Regardless of whether food is produced by conventional means or by organic methods, we expect the food that we consume to be safe. What does food safety mean to you? Are you the type of person that thinks “best before” dates are merely suggestions and that if there’s a little green fuzz on your sour cream it’s an added bonus as an antibiotic, perhaps? How safe is our food in Canada as opposed to other countries? What do we know about the safety of imported foods and the ingredients used to produce them?
All of these questions are important to consumers, particularly given cases of food contamination and zoonotic diseases (those types of diseases that are easily transferred from animals to humans).
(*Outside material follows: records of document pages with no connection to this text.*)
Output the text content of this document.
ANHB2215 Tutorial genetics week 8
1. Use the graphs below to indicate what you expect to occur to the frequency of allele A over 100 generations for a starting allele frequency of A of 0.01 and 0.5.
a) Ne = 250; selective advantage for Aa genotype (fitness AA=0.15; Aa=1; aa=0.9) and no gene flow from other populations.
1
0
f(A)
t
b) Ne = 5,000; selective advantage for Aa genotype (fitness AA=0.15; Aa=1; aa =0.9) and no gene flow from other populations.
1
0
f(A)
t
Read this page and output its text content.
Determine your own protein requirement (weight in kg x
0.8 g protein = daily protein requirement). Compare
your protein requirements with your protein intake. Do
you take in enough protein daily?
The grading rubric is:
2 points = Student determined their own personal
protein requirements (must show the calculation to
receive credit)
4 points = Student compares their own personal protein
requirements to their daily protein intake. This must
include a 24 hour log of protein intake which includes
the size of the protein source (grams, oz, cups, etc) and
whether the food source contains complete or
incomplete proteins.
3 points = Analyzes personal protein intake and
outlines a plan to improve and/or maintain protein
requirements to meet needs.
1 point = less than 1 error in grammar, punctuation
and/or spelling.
A quick scan of the Government of Canada’s Healthy Canadians website shows a long list of recent food recalls and cautionary alerts (Figure 10-7). The full list at the time of writing had 575 pages of recalls going back to 2006!
The list contained all sorts of warnings about contamination that can cause severe illnesses and death including salmonella, listeria, marine biotoxins and E. coli, for example, to other sources of risk resulting from ingredients of unknown origin, mislabelling, banned substances, spoilage and tampering. As is included in the list above, some recalls are due to strange contaminants such as pieces of plastic and insects.
Supply chains are long and often complex, and it is possible to have contamination at many stages. To ensure that our food remains safe and healthy, governments impose rules and regulations, followed up with monitoring and evaluation. However, each action requires additional costs that ultimately trickle down to the consumer.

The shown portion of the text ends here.